The Federal Housing Administration (FHA) just announced on Tuesday February 15th that they will be increasing the annual mortgage insurance premium that they charge on all new purchase or refinance transactions after April 18th, 2011. The increase will be .25% on all FHA forward mortgages.
On a 30 year FHA loan with a Loan to Value (LTV) ratio of 95% or greater the premium will be increasing from .90% to 1.15%. With LTV’s below 95% it will increase to 1.10%. On 15 year fixed loans with LTV’s greater than 95% the mortgage insurance premiums will increase to .50%. On a $300,000 loan that is approximately $62 more per month. To calculate the monthly mortgage insurance payment, take the base loan amount and multiply it by the annual mortgage insurance premium percentage and divide by 12.

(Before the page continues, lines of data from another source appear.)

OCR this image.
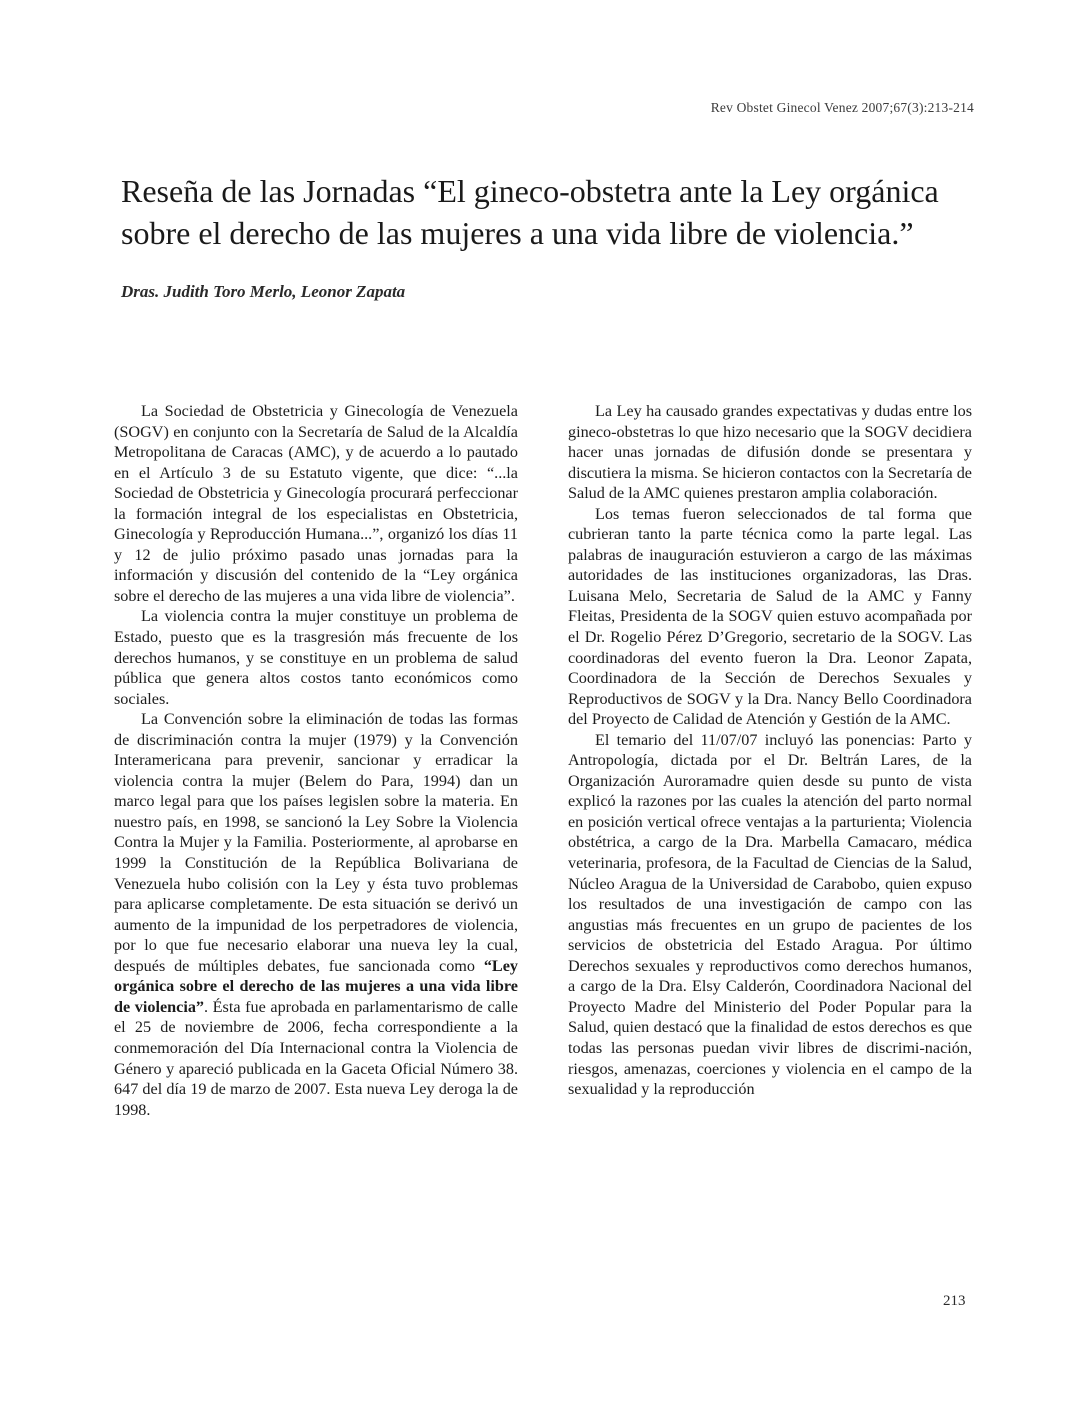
Rev Obstet Ginecol Venez 2007;67(3):213-214
Reseña de las Jornadas “El gineco-obstetra ante la Ley orgánica sobre el derecho de las mujeres a una vida libre de violencia.”
Dras. Judith Toro Merlo, Leonor Zapata

La Sociedad de Obstetricia y Ginecología de Venezuela (SOGV) en conjunto con la Secretaría de Salud de la Alcaldía Metropolitana de Caracas (AMC), y de acuerdo a lo pautado en el Artículo 3 de su Estatuto vigente, que dice: “...la Sociedad de Obstetricia y Ginecología procurará perfeccionar la formación integral de los especialistas en Obstetricia, Ginecología y Reproducción Humana...”, organizó los días 11 y 12 de julio próximo pasado unas jornadas para la información y discusión del contenido de la “Ley orgánica sobre el derecho de las mujeres a una vida libre de violencia”.

La violencia contra la mujer constituye un problema de Estado, puesto que es la trasgresión más frecuente de los derechos humanos, y se constituye en un problema de salud pública que genera altos costos tanto económicos como sociales.

La Convención sobre la eliminación de todas las formas de discriminación contra la mujer (1979) y la Convención Interamericana para prevenir, sancionar y erradicar la violencia contra la mujer (Belem do Para, 1994) dan un marco legal para que los países legislen sobre la materia. En nuestro país, en 1998, se sancionó la Ley Sobre la Violencia Contra la Mujer y la Familia. Posteriormente, al aprobarse en 1999 la Constitución de la República Bolivariana de Venezuela hubo colisión con la Ley y ésta tuvo problemas para aplicarse completamente. De esta situación se derivó un aumento de la impunidad de los perpetradores de violencia, por lo que fue necesario elaborar una nueva ley la cual, después de múltiples debates, fue sancionada como “Ley orgánica sobre el derecho de las mujeres a una vida libre de violencia”. Ésta fue aprobada en parlamentarismo de calle el 25 de noviembre de 2006, fecha correspondiente a la conmemoración del Día Internacional contra la Violencia de Género y apareció publicada en la Gaceta Oficial Número 38. 647 del día 19 de marzo de 2007. Esta nueva Ley deroga la de 1998.

La Ley ha causado grandes expectativas y dudas entre los gineco-obstetras lo que hizo necesario que la SOGV decidiera hacer unas jornadas de difusión donde se presentara y discutiera la misma. Se hicieron contactos con la Secretaría de Salud de la AMC quienes prestaron amplia colaboración.

Los temas fueron seleccionados de tal forma que cubrieran tanto la parte técnica como la parte legal. Las palabras de inauguración estuvieron a cargo de las máximas autoridades de las instituciones organizadoras, las Dras. Luisana Melo, Secretaria de Salud de la AMC y Fanny Fleitas, Presidenta de la SOGV quien estuvo acompañada por el Dr. Rogelio Pérez D’Gregorio, secretario de la SOGV. Las coordinadoras del evento fueron la Dra. Leonor Zapata, Coordinadora de la Sección de Derechos Sexuales y Reproductivos de SOGV y la Dra. Nancy Bello Coordinadora del Proyecto de Calidad de Atención y Gestión de la AMC.

El temario del 11/07/07 incluyó las ponencias: Parto y Antropología, dictada por el Dr. Beltrán Lares, de la Organización Auroramadre quien desde su punto de vista explicó la razones por las cuales la atención del parto normal en posición vertical ofrece ventajas a la parturienta; Violencia obstétrica, a cargo de la Dra. Marbella Camacaro, médica veterinaria, profesora, de la Facultad de Ciencias de la Salud, Núcleo Aragua de la Universidad de Carabobo, quien expuso los resultados de una investigación de campo con las angustias más frecuentes en un grupo de pacientes de los servicios de obstetricia del Estado Aragua. Por último Derechos sexuales y reproductivos como derechos humanos, a cargo de la Dra. Elsy Calderón, Coordinadora Nacional del Proyecto Madre del Ministerio del Poder Popular para la Salud, quien destacó que la finalidad de estos derechos es que todas las personas puedan vivir libres de discrimi-nación, riesgos, amenazas, coerciones y violencia en el campo de la sexualidad y la reproducción

213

Although, nationally this increase is not expected to have a large impact on borrowers, in San Diego and throughout California where loan amounts are typically higher, this could have a larger impact on first time buyers who are already close to their maximum qualifying ratios.
This will not affect you if you currently have an FHA loan, but if you or anyone you know were thinking of purchasing or refinancing with an FHA loan, now would be the time to pursue it before the changes take place.
This change was implemented to help strengthen FHA, which has been losing money over the past several years and is mandated by congress to have a certain amount of reserves. This is important since some estimates show that FHA loans represent nearly 50% of all loans being done today.
Even though FHA has slightly increased their rates, the FHA loan is still a good value for clients with little to put down. Rest assured that the FHA loan is still a very viable option worth considering.